The Indian’s faded eyes gleamed maniacally as he stepped closer to her.

Fat old Inez backed away nervously. “I wake the Señora now,” she gasped, racing for the stairs as fast as her plump thighs would allow.

Rosalia sat bolt upright as Inez shook her. “Is it the baby?” she cried, leaping from the bed and rushing to the door. “Has something happened?”

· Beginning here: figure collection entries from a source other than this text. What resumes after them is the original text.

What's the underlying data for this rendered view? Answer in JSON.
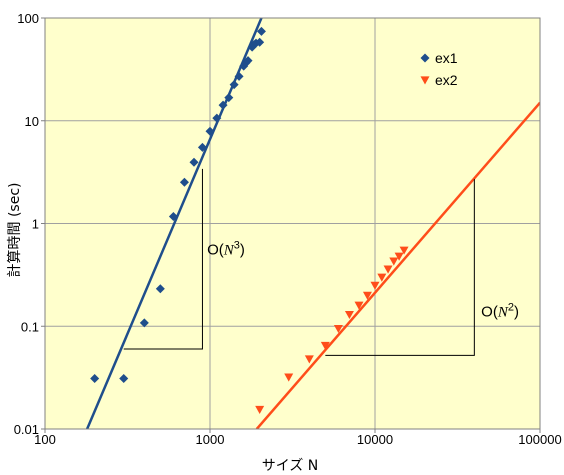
{
  "chart_data": {
    "type": "scatter",
    "xlabel": "サイズ N",
    "ylabel": "計算時間 (sec)",
    "xscale": "log",
    "yscale": "log",
    "xlim": [
      100,
      100000
    ],
    "ylim": [
      0.01,
      100
    ],
    "grid": true,
    "legend_position": "top-right",
    "x_ticks": [
      "100",
      "1000",
      "10000",
      "100000"
    ],
    "y_ticks": [
      "0.01",
      "0.1",
      "1",
      "10",
      "100"
    ],
    "series": [
      {
        "name": "ex1",
        "marker": "diamond",
        "color": "#1f4e8c",
        "x": [
          200,
          300,
          400,
          500,
          600,
          700,
          800,
          900,
          1000,
          1100,
          1200,
          1300,
          1400,
          1500,
          1600,
          1650,
          1700,
          1800,
          1850,
          1900,
          2000,
          2050
        ],
        "y": [
          0.031,
          0.031,
          0.108,
          0.232,
          1.17,
          2.52,
          3.95,
          5.5,
          7.9,
          10.6,
          14.2,
          16.8,
          22.5,
          27.0,
          34.0,
          36.5,
          38.5,
          52.0,
          55.0,
          57.0,
          58.0,
          74.0
        ]
      },
      {
        "name": "ex2",
        "marker": "triangle-down",
        "color": "#ff4d1a",
        "x": [
          2000,
          3000,
          4000,
          5000,
          6000,
          7000,
          8000,
          9000,
          10000,
          11000,
          12000,
          13000,
          14000,
          15000
        ],
        "y": [
          0.0155,
          0.032,
          0.048,
          0.065,
          0.095,
          0.13,
          0.16,
          0.2,
          0.25,
          0.3,
          0.36,
          0.43,
          0.48,
          0.55
        ]
      }
    ],
    "fit_lines": [
      {
        "series": "ex1",
        "color": "#1f4e8c",
        "x": [
          180,
          2050
        ],
        "y": [
          0.01,
          100
        ]
      },
      {
        "series": "ex2",
        "color": "#ff4d1a",
        "x": [
          1920,
          100000
        ],
        "y": [
          0.01,
          15
        ]
      }
    ],
    "annotations": [
      {
        "label_prefix": "O(",
        "label_var": "N",
        "label_exp": "3",
        "label_suffix": ")",
        "triangle": {
          "x": [
            300,
            900
          ],
          "y": [
            0.06,
            3.4
          ]
        },
        "label_at": {
          "x": 960,
          "y": 0.5
        }
      },
      {
        "label_prefix": "O(",
        "label_var": "N",
        "label_exp": "2",
        "label_suffix": ")",
        "triangle": {
          "x": [
            5000,
            40000
          ],
          "y": [
            0.052,
            2.7
          ]
        },
        "label_at": {
          "x": 44000,
          "y": 0.125
        }
      }
    ]
  }
}
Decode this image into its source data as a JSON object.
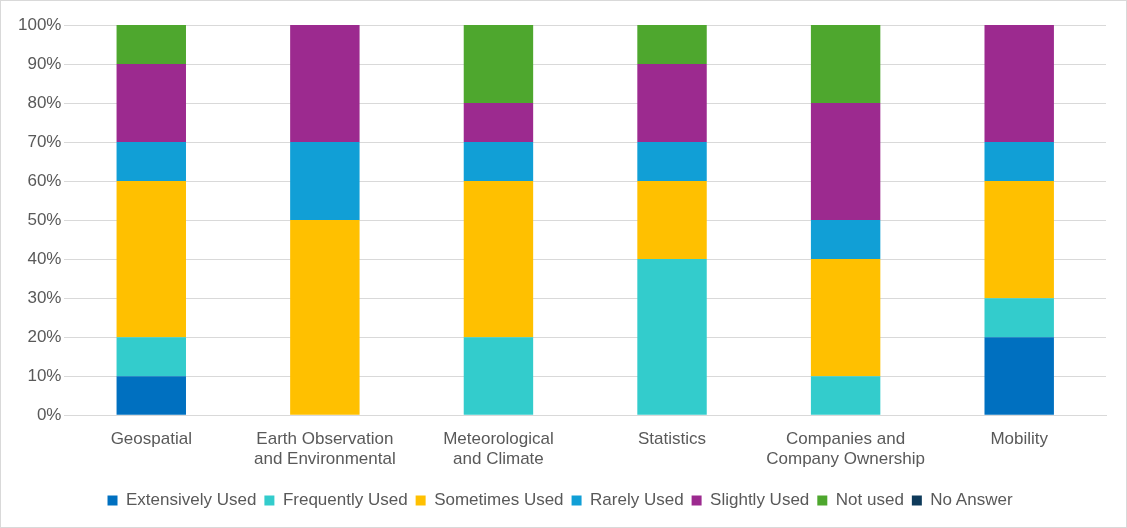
{
  "chart_data": {
    "type": "bar",
    "stacked": true,
    "categories": [
      "Geospatial",
      "Earth Observation and Environmental",
      "Meteorological and Climate",
      "Statistics",
      "Companies and Company Ownership",
      "Mobility"
    ],
    "series": [
      {
        "name": "Extensively Used",
        "color": "#0070c0",
        "values": [
          10,
          0,
          0,
          0,
          0,
          20
        ]
      },
      {
        "name": "Frequently Used",
        "color": "#33cccc",
        "values": [
          10,
          0,
          20,
          40,
          10,
          10
        ]
      },
      {
        "name": "Sometimes Used",
        "color": "#ffc000",
        "values": [
          40,
          50,
          40,
          20,
          30,
          30
        ]
      },
      {
        "name": "Rarely Used",
        "color": "#119fd6",
        "values": [
          10,
          20,
          10,
          10,
          10,
          10
        ]
      },
      {
        "name": "Slightly Used",
        "color": "#9c2a8f",
        "values": [
          20,
          30,
          10,
          20,
          30,
          30
        ]
      },
      {
        "name": "Not used",
        "color": "#4ea72e",
        "values": [
          10,
          0,
          20,
          10,
          20,
          0
        ]
      },
      {
        "name": "No Answer",
        "color": "#0e3a5a",
        "values": [
          0,
          0,
          0,
          0,
          0,
          0
        ]
      }
    ],
    "ylim": [
      0,
      100
    ],
    "yticks": [
      {
        "value": 0,
        "label": "0%"
      },
      {
        "value": 10,
        "label": "10%"
      },
      {
        "value": 20,
        "label": "20%"
      },
      {
        "value": 30,
        "label": "30%"
      },
      {
        "value": 40,
        "label": "40%"
      },
      {
        "value": 50,
        "label": "50%"
      },
      {
        "value": 60,
        "label": "60%"
      },
      {
        "value": 70,
        "label": "70%"
      },
      {
        "value": 80,
        "label": "80%"
      },
      {
        "value": 90,
        "label": "90%"
      },
      {
        "value": 100,
        "label": "100%"
      }
    ],
    "grid": "y",
    "legend": "bottom"
  }
}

“No, no, Señor, is not the baby. Is the Mallorys’ old Indian. He is here, in the kitchen. He says he must see you. I didn’t know
what to do.” She twisted her hands nervously into her clean white apron, looking near to tears.

Pulling on a robe, Rosalia ran down the stairs to the kitchen. “What is it?” she demanded anxiously.

“Missus got sick two days ago,” the Indian told her gravely. “She said she all right but I have seen this sickness before. Mr. Jeb’s child should not be there. It is dangerous.”

Rosalia’s face paled. “How sick is Mrs. Mallory?”

“The sickness got worse quickly. Missus die last night. But Mr. Jeb’s child will not die. I have brought her to you.”